Ian Dury, the eighties pop singer best known for humorous hits like "Hit Me With Your Rhythm Stick" with his band The Blockheads, has gone public with his fight against cancer. The singer chose his 56th birthday on the weekend to tell the British press that he had been diagnosed with colon cancer in 1995 and that he found out this past February it had spread to his liver. He told reporters that by telling his story, he hoped to cheer up others fighting the disease.
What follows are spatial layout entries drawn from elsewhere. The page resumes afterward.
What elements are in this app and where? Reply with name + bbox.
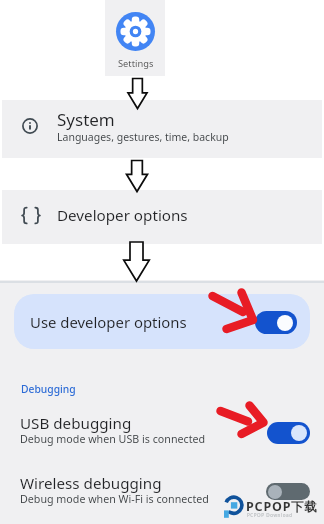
staticText: PCPOP下载	[246, 498, 318, 515]
staticText: Wireless debugging	[20, 473, 162, 494]
button[interactable]: Developer options	[2, 190, 322, 244]
staticText: Developer options	[57, 205, 188, 226]
staticText: PCPOP Download	[247, 512, 293, 518]
button[interactable]: Use developer options	[14, 294, 310, 349]
staticText: Debugging	[21, 382, 76, 396]
button[interactable]: Toggle on	[267, 422, 310, 444]
button[interactable]: Settings	[105, 0, 165, 76]
staticText: USB debugging	[20, 413, 132, 434]
staticText: System	[57, 108, 115, 131]
button[interactable]: Toggle off	[266, 483, 310, 500]
button[interactable]: System	[2, 100, 322, 158]
staticText: Debug mode when Wi-Fi is connected	[20, 492, 209, 507]
staticText: Debug mode when USB is connected	[20, 432, 206, 447]
button[interactable]: Toggle on	[255, 311, 297, 334]
staticText: Settings	[118, 57, 154, 70]
staticText: Languages, gestures, time, backup	[57, 130, 229, 144]
staticText: Use developer options	[30, 312, 187, 332]
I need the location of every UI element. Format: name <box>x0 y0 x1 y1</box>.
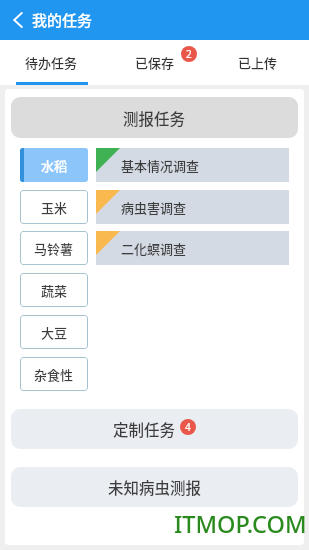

Dury told the "London Daily Mirror" that while having cancer was like getting hit by a bus for two years, he wasn't in any pain, and was coping quite well. He said the disease "hasn't knocked me sideways," possibly because of his earlier bout with polio. Dury contracted that disease at the age of seven and spent two years in the hospital. He walks with a dragging limp and has limited use of his left hand.
The diminutive Dury - he stands just over 5' tall - lost his first wife to cancer. He recently re-married and has two young boys, ages one and three, in addition to two older children from his first marriage.
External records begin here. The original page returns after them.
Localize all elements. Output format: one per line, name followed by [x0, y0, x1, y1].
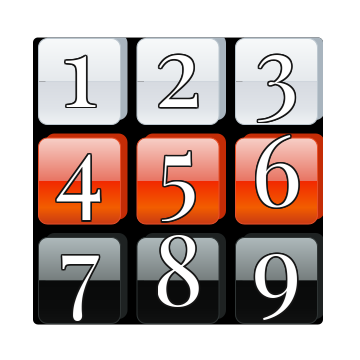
staticText: 5 [156, 98, 197, 230]
staticText: 8 [152, 201, 204, 332]
button[interactable]: 9 [236, 238, 318, 324]
staticText: 9 [252, 201, 302, 332]
staticText: 6 [252, 100, 303, 231]
staticText: 9 [250, 199, 300, 331]
staticText: 9 [250, 198, 300, 330]
staticText: 6 [251, 98, 302, 230]
staticText: 4 [56, 98, 105, 230]
staticText: 6 [251, 100, 302, 231]
staticText: 9 [253, 200, 303, 332]
staticText: 3 [256, 1, 300, 133]
button[interactable]: 2 [137, 38, 219, 124]
staticText: 7 [58, 199, 98, 331]
staticText: 3 [256, 0, 300, 132]
staticText: 9 [252, 199, 302, 331]
staticText: 3 [256, 0, 300, 130]
staticText: 3 [253, 0, 297, 132]
staticText: 4 [56, 100, 105, 231]
staticText: 1 [60, 1, 97, 133]
staticText: 1 [60, 0, 97, 130]
staticText: 6 [252, 98, 303, 230]
staticText: 6 [250, 98, 301, 230]
staticText: 6 [250, 100, 301, 231]
staticText: 5 [159, 100, 200, 231]
button[interactable]: 8 [137, 238, 219, 324]
staticText: 2 [156, 1, 203, 133]
staticText: 3 [254, 0, 298, 132]
button[interactable]: 6 [236, 138, 318, 224]
staticText: 1 [62, 1, 99, 133]
staticText: 7 [60, 199, 100, 331]
button[interactable]: 4 [38, 138, 120, 224]
staticText: 2 [153, 1, 200, 133]
staticText: 3 [253, 1, 297, 133]
staticText: 2 [153, 0, 200, 132]
button[interactable]: 3 [236, 38, 318, 124]
staticText: 4 [54, 98, 103, 230]
staticText: 4 [55, 98, 104, 230]
staticText: 2 [156, 0, 203, 130]
staticText: 9 [253, 198, 303, 330]
staticText: 1 [62, 0, 99, 130]
staticText: 5 [159, 98, 200, 230]
staticText: 6 [252, 101, 303, 232]
staticText: 9 [253, 199, 303, 331]
staticText: 5 [159, 101, 200, 232]
staticText: 4 [55, 100, 104, 231]
staticText: 2 [154, 0, 202, 130]
staticText: 4 [54, 100, 103, 231]
button[interactable]: 7 [38, 238, 120, 324]
staticText: 5 [158, 100, 198, 231]
staticText: 8 [152, 198, 204, 329]
staticText: 1 [61, 0, 98, 130]
staticText: 1 [60, 0, 97, 132]
staticText: 2 [154, 0, 202, 132]
staticText: 6 [250, 101, 301, 232]
staticText: 1 [61, 0, 98, 132]
staticText: 1 [61, 2, 98, 133]
staticText: 7 [58, 200, 98, 332]
staticText: 8 [151, 199, 202, 331]
button[interactable]: 1 [38, 38, 120, 124]
staticText: 9 [252, 198, 302, 329]
staticText: 2 [156, 0, 203, 132]
staticText: 4 [54, 101, 103, 232]
staticText: 2 [154, 2, 202, 133]
button[interactable]: 5 [137, 138, 219, 224]
staticText: 5 [158, 101, 198, 233]
staticText: 3 [253, 0, 297, 130]
staticText: 7 [61, 198, 101, 330]
staticText: 7 [58, 198, 98, 330]
staticText: 3 [254, 2, 298, 133]
staticText: 6 [251, 101, 302, 233]
staticText: 8 [154, 199, 205, 331]
staticText: 1 [62, 0, 99, 132]
staticText: 7 [61, 200, 101, 332]
staticText: 8 [151, 200, 202, 332]
staticText: 8 [154, 200, 205, 332]
staticText: 5 [158, 98, 198, 230]
staticText: 9 [250, 200, 300, 332]
staticText: 4 [56, 101, 105, 232]
staticText: 8 [152, 199, 204, 331]
staticText: 7 [60, 201, 100, 332]
staticText: 3 [254, 0, 298, 130]
staticText: 7 [61, 199, 101, 331]
staticText: 2 [153, 0, 200, 130]
staticText: 5 [156, 100, 197, 231]
staticText: 7 [60, 198, 100, 329]
staticText: 8 [151, 198, 202, 330]
staticText: 4 [55, 101, 104, 233]
staticText: 5 [156, 101, 197, 232]
staticText: 8 [154, 198, 205, 330]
Dury was one of the first artists signed to the prestigious Stiff records in 1978. He had three top 10 hits in Britain, "Rhythm Stick," which went to No. 1, "Drugs, Sex and Rock n' Roll," and "Reasons To Be Cheerful." He recorded his last major album in 1984 and launched a successful acting career. He returned to music with an album called "The Bus Driver's Prayer and Other Stories" in 1992.
On the acting front, among other roles, he recently played Geiger in 1995's "Judge Dredd," and Noah in the 1996 film "The Crow: City of Angels."